Their knitting needles clicked away while four minds used to solving complicated knitting patterns tried to work their magic on a different kind of pattern. Pulling apart one that didn’t make sense so they could put it back together in a way that did.
A terrible kind of pattern. The complicated pattern of murder.
Final
ly Izzy said, “The thing that keeps us from stitching any of this together is that we’re still trying to figure out who Blythe Westerland was. Birdie, what is it you said about finding the person who commits a crime? You have to ask the victim. She’s the only one who can tell us.”
Nell took a sip of wine. “We know some things. We’re learning, I think. And we’ve seen Blythe in action.”
“But what really made her tick? Why was she so nasty to some people—like Josh Babson?” Izzy asked.
And other people, too. Nell remembered the conversation she’d had with Tommy Porter—his brother who had been thrown overboard by Blythe.

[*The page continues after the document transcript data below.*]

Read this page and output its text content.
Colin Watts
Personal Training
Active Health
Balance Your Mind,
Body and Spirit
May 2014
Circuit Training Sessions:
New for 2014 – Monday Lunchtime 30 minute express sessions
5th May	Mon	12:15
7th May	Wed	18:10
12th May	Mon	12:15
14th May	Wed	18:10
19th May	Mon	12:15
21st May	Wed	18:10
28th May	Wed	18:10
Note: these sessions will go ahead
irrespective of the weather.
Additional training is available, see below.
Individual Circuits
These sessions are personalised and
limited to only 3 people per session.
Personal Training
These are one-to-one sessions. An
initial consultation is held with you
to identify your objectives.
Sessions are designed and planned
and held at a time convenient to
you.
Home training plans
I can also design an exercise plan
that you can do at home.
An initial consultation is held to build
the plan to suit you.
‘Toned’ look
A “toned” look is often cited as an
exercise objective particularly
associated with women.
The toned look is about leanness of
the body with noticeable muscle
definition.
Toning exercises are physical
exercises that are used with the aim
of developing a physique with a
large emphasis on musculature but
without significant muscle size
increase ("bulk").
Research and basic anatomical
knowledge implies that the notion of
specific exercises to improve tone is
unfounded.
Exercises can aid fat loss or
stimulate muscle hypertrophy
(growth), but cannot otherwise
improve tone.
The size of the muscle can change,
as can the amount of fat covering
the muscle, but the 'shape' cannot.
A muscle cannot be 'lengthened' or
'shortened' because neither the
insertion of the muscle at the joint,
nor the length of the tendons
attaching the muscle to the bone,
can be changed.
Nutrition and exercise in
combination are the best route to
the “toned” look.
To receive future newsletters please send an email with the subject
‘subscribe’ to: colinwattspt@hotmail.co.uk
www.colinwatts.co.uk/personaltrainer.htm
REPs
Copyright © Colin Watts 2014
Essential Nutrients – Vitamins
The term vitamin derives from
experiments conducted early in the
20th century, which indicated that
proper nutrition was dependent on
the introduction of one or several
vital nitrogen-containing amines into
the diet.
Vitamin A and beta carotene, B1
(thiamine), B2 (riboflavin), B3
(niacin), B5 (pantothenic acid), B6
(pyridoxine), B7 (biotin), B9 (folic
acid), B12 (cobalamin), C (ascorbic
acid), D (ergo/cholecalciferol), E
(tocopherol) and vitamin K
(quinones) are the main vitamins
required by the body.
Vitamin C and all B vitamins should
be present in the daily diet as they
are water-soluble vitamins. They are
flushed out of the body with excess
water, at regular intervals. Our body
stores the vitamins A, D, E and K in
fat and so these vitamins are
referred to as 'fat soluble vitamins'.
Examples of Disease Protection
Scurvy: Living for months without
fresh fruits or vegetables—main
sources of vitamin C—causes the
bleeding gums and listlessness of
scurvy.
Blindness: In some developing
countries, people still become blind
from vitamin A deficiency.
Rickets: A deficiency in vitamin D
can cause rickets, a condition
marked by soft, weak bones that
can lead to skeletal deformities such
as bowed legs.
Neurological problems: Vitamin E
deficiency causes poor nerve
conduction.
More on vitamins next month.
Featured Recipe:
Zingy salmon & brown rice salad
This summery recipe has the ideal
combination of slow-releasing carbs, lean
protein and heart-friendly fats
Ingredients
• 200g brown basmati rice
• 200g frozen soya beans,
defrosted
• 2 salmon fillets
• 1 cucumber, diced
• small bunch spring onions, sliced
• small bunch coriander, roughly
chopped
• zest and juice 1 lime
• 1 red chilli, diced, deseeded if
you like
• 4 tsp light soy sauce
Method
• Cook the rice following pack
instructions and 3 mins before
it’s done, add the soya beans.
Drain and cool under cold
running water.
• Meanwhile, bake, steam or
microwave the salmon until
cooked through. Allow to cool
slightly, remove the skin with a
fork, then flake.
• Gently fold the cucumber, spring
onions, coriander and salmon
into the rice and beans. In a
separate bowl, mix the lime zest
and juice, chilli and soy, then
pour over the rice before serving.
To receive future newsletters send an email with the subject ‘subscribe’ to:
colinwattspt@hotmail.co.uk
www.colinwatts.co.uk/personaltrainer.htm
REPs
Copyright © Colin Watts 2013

She repeated the story aloud.
“Poor Eddie,” Cass said. “He always went for the glam. And it never worked for him. He finally realized that if he forgot about the glitz, he might find someone he could make happy—and who would love him, too.”
They laughed. Eddie had finally settled down with a waitress from the Sweet Petunia, had three little kids—boom, boom, boom. And was one of the happiest guys on the Halloran Lobster Company payroll.
“Tommy mentioned another guy his brother knew—good-looking but really quiet, easy prey—who hung out with Blythe for a short while,” Nell said. “The fellow finally broke it off himself.”
“Good for him. What happened?” Izzy asked.
“Blythe had him fired from his job.”
“Geesh,” Cass said. “I’m glad she didn’t come on to me.”
“Maybe it was the loss of power that pushed her to action. Eddie wasn’t punished, but he didn’t end the relationship. Blythe did. Breaking up seemed to be exclusively her prerogative.”
“I’m glad Danny had the sense not to get involved,” Cass said.
Izzy thought about the picture emerging about Blythe and relationships. “When you’re as beautiful as Blythe, it’s probably not difficult to get men to respond to you.”
“And Blythe enjoyed men, we know that. Ben said she liked being on boards that were mostly men.”
“Maybe it was to show them up,” Cass said.